Harlan crossed his arms over his wide chest, eyeing Raum with suspicion. “You’re not a practitioner, and your file said nothing about you having medical training to read auras.”
The unspoken question was there, and Raum heard it. He eyed Chase and Harlan for a moment, then shrugged. They had the resources to learn the truth eventually if they wanted to know. “No, I’m not a practitioner. As you guessed earlier, my family lineage isn’t entirely human. Reading an aura is a skill I have acquired naturally through birthright, thank you very much. No classic villain trickery is afoot, I promise you.”

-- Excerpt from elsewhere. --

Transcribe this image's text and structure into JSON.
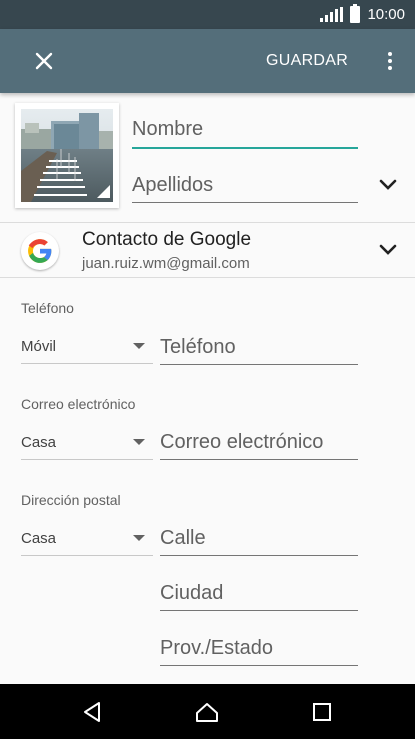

“We should get him back to the hospital,” Chase said, uncertain.
“Hospital?” Raum demanded sharply, eyebrows rising fast in disbelief. “He was in the hospital recently, and still recovering from magical depletion if this fainting spell is indicative of his current state—what the hell?”
Lilith jumped onto the blanket covering her master and sniffed at Ezra’s face, whiskers pricked forward, ears prominent, tail arched, her displeasure obvious to see.